1ère VOIX D’ALLEMAND (dans un haut-parleur, impérieuse) – Ruhe! (le murmure cesse brusquement. L’orchestre dans le haut-parleur, attaque Rosamunda. Sur la musique, deux Kapos accompagnent le condamné, par un petit escalier, jusqu’à l’estrade. Tandis que l’orchestre continue à jouer, ils font monter le condamné sur le tabouret et lui passe la corde autour du cou, puis ils se mettent de chaque côté du condamné qui a les mains liées derrière le dos. L’orchestre cesse brusquement, au milieu d’une mesure. Première voix d’Allemand, dans le haut-parleur. Très excitée, elle exprime une grande colère, en même temps que l’impuissance, elle est presque étouffée par la rage. Dans cet esprit, la voix résonne tellement déformée qu’elle est presque incompréhensible, même pour ceux qui connaissent l’allemand) Häftling 46853 ; du hast dich schulding gemacht ; erstens, durch Zerstörung von Staatseigentum ; zweitens, den Anordnungen der Vorgesetzten nicht zu filgen ; und drittens, du hast gegen des Führers Plan zur Reinhaltung der Arischen Rasse gehandelt. (avec une colère croissante ) Was bildest du dri ein, du verfluchter Schmarotzer, dich über den Willen und die Ordnung des Reiches zu erheben! Wir werden es dir schon beibringen – und wir werden es euch allen noch beibringen – dass Ungehorsam und Uberheblichkeit mit der äussersten Härte und ohne Gnade besrtaft Werden. Du bist schuldig; das Urteil Tod durch hängen, Wenn einer den Weisungen des Führers trotz, wird er dasselbe Ende finden wie dieser verdammte Schuft den ihr alle vor euch seht. (Silence) Heil Hitler! Habt ihr verstanden?

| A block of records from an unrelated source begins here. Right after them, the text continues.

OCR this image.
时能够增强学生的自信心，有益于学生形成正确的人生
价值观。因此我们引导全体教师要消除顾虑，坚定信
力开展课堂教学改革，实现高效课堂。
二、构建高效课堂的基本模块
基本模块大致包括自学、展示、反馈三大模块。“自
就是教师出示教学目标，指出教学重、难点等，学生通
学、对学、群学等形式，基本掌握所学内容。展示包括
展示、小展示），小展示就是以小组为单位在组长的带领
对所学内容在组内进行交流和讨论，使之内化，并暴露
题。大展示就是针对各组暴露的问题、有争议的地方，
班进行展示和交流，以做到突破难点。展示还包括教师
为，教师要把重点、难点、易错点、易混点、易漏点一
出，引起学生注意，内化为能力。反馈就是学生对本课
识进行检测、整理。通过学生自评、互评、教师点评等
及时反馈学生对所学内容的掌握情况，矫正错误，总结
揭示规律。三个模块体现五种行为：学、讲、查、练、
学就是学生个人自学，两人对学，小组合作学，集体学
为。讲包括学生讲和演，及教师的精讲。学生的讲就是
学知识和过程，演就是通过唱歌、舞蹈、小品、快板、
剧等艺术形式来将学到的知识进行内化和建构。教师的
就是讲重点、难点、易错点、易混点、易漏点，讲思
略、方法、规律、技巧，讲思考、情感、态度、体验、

TOUS (Sombres et résignés) Jawohl!


Roulement de tambour. Les tambours s’arrêtent.


CONDAMNE (une seconde avant qu’on ne lui ôte le tabouret de sous les pieds, à voix très forte) - Camarades, je suis le dernier! Le second Kapo lui enlève le tabouret. L’orchestre recommence à jouer Rosamond.

1ère VOIX D’ALLEMAND (rythmant sur la musique, dans le haut-parleur) – Mütze... ab!


Tous, d’un mouvement brusque, ensemble, enlèvent leur béret. Dès que la pendaison est terminée, la lumière commence a baisser sur la scène, puis c’est l’obscurité totale, après que les prisonniers aient enlevé leur béret. Lumière peu à peu sur le chœur.


CHOEUR :

1er HOMME – Il avait participé à la révolte de Birkenau.

2ème HOMME – on dit qu’il avait apporté des armes dans notre camp...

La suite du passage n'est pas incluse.